Speaking to the press in the sidelines of a gas conference taking place in the coastal town of Larnaka, Sylikiotis clarified that Cyprus is planning to examine the possibility of bringing natural gas to Cyprus from the Tamar gas field off the coast of Israel.
He said that he discussed this possibility during his recent visit to Israel and in the next few days a working committee from the two countries will examine it further.
Sylikiotis noted that following the discovery of natural gas in Cyprus’ Exclusive Economy Zone (EEZ), our country wishes to become a new EU gas provider.
He recalled that during the second licensing round, prominent international companies have shown their interest.
Commerce Minister also said that the natural gas reserves in Cyprus’ EEZ contribute to the energy adequacy and self-sufficiency of our country and create the conditions for Cyprus to become a regional energy hub.
He stressed that the government has already prepared an energy strategy and is making very careful and well examined steps. He repeated that the plans provide for a liquefaction unit, which will be built in Cyprus and for the founding of a state hydrocarbons company.

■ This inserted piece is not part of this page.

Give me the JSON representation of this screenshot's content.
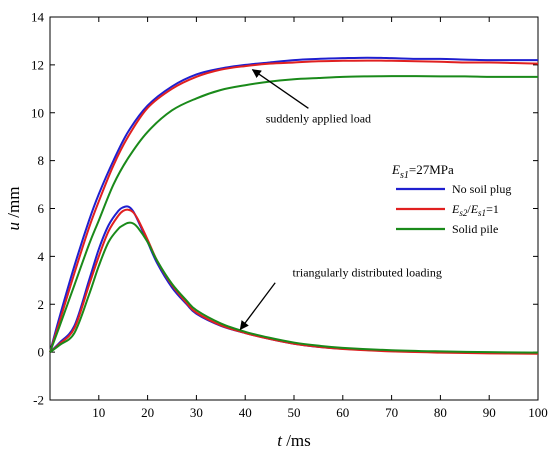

Sylikiotis also said that in the next few days he will hold a meeting with a group of experts from MIT in order to go through all the possibilities Cyprus has to exploit its hydrocarbons reserves and supply the international markets.

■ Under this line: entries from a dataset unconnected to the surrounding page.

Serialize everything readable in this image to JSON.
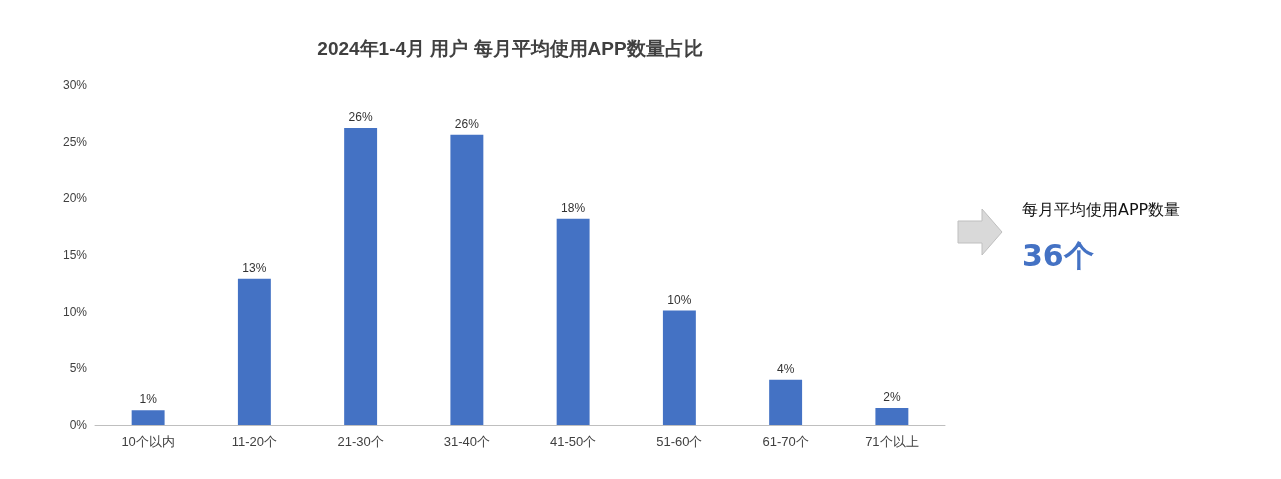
{
  "chart_data": {
    "type": "bar",
    "title": "2024年1-4月 用户 每月平均使用APP数量占比",
    "categories": [
      "10个以内",
      "11-20个",
      "21-30个",
      "31-40个",
      "41-50个",
      "51-60个",
      "61-70个",
      "71个以上"
    ],
    "values": [
      1.3,
      12.9,
      26.2,
      25.6,
      18.2,
      10.1,
      4.0,
      1.5
    ],
    "value_labels": [
      "1%",
      "13%",
      "26%",
      "26%",
      "18%",
      "10%",
      "4%",
      "2%"
    ],
    "color": "#4472c4",
    "ylim": [
      0,
      30
    ],
    "yticks": [
      {
        "value": 0,
        "label": "0%"
      },
      {
        "value": 5,
        "label": "5%"
      },
      {
        "value": 10,
        "label": "10%"
      },
      {
        "value": 15,
        "label": "15%"
      },
      {
        "value": 20,
        "label": "20%"
      },
      {
        "value": 25,
        "label": "25%"
      },
      {
        "value": 30,
        "label": "30%"
      }
    ],
    "grid": false,
    "annotations": [
      "每月平均使用APP数量",
      "36个"
    ]
  }
}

Cyprus government has signed an agreement to delineate the Exclusive Economic Zone with Egypt and Israel with a view to exploit any possible natural gas and oil reserves in its EEZ. A similar agreement has been signed with Lebanon but the Lebanese Parliament has not yet ratified it.
The first licensing round, concluded in 2007, resulted in granting concessions to Houston-based “Noble Energy” for exploratory drilling in Cyprus’ EEZ block 12. Noble started drilling on September 2011 and the initial data that emerged from the exploratory drilling and the evaluation checks carried out, indicate the existence of a natural gas reservoir ranging from 5 to 8 trillion cubic feet (tcf) with a gross mean of 7 tcf.
The government approved on November 23, 2011 the launch of a second licensing round for the remaining 12 offshore blocks, a decision published at the EU Official Journal on February 11, 2012.
Fifteen bids from five companies and 10 from jo int ventures were submitted on the 11th of May for the second licensing round concerning the Republic of Cyprus’ offshore hydrocarbon reserves.
Bids were submitted for 9 of the 12 offshore blocks, comprising the Cypriot EEZ.